The FDOT proposal is to build a “flyover” elevated throughway on RT.41-301 in Bradenton to alleviate traffic congestion and increase mobility, which has been a top priority to the city according to the Central Manatee Network Alternative Analysis. Jones along with local community and activist leaders from Answer Suncoast and Black Lives Matter Manasota argue that the current FDOT plans violate their own civil rights program and are in line with a pattern of non-responsiveness to minority community concerns. In response to their claims in a Jan.30 Bradenton Herald article, FDOT District One Growth Management Coordinator Lawrence Massey was quoted stating that FDOT had conducted several official meetings in Bradenton and Palmetto, outreaching to minority communities affected by project with significant turnout.
Jones contends that these FDOT meetings were out of reach for Bradenton’s minority community as part of a historical effort to disenfranchise the community.
“They held all of the public workshops outside the community,” Jones said. “If you were elderly or had to walk, you wouldn’t make it.”
Manatee Sheriff Rick Wells was also in attendance on Thursday, as community activists addressed their concerns to him directly. Natasha Clemons, 46, of Bradenton, gave an emotional plea to the Sheriff as a first-cousin of Corey Mobley and a mother of Randall Mitchell, a 23-year-old man who was fatally shot by Sarasota police during a June 2012 traffic stop.

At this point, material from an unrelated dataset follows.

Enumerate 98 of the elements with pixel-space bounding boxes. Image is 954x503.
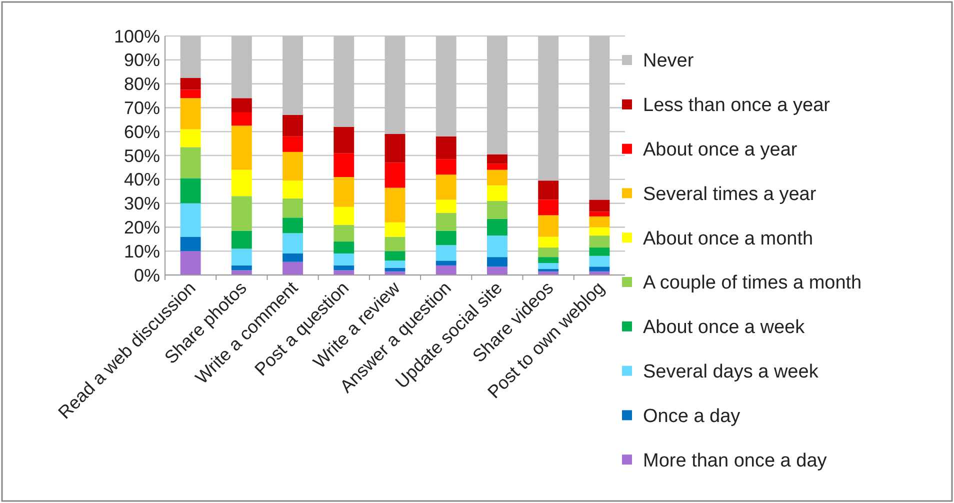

“My first cousin Corey Mobley was shot and killed, some say execution style, by a Manatee Sheriff,” Clemons said. Clemons added, “So what do you have to say about that Mr. Wells? You’re the head.”
According to Manatee Sheriff Office statistics featured in a June 2016 WWSB ABC 7 article,“50 percent of the suspects in those officer involved shootings were black. Compared to the City of Bradenton’s overall black population, which is only 16 percent according to the most recent information from the U.S. Census Bureau.”
Jones feels optimistic that the future organizational plans will be a step in the right direction, but they do have a limited effect.
“We can rattle all the cages that we want to, but if we don’t make changes in legislation, laws, policy and procedure, we really haven’t done anything but make noise,” Jones said.
For more information on the organizing efforts of the NAACP and Answer Suncoast, click here.
(Correction, 5:03 p.m: This story was edited to correct that Natasha Clemons is a first cousin, not ex-wife of Corey Mobley. We regret the error.)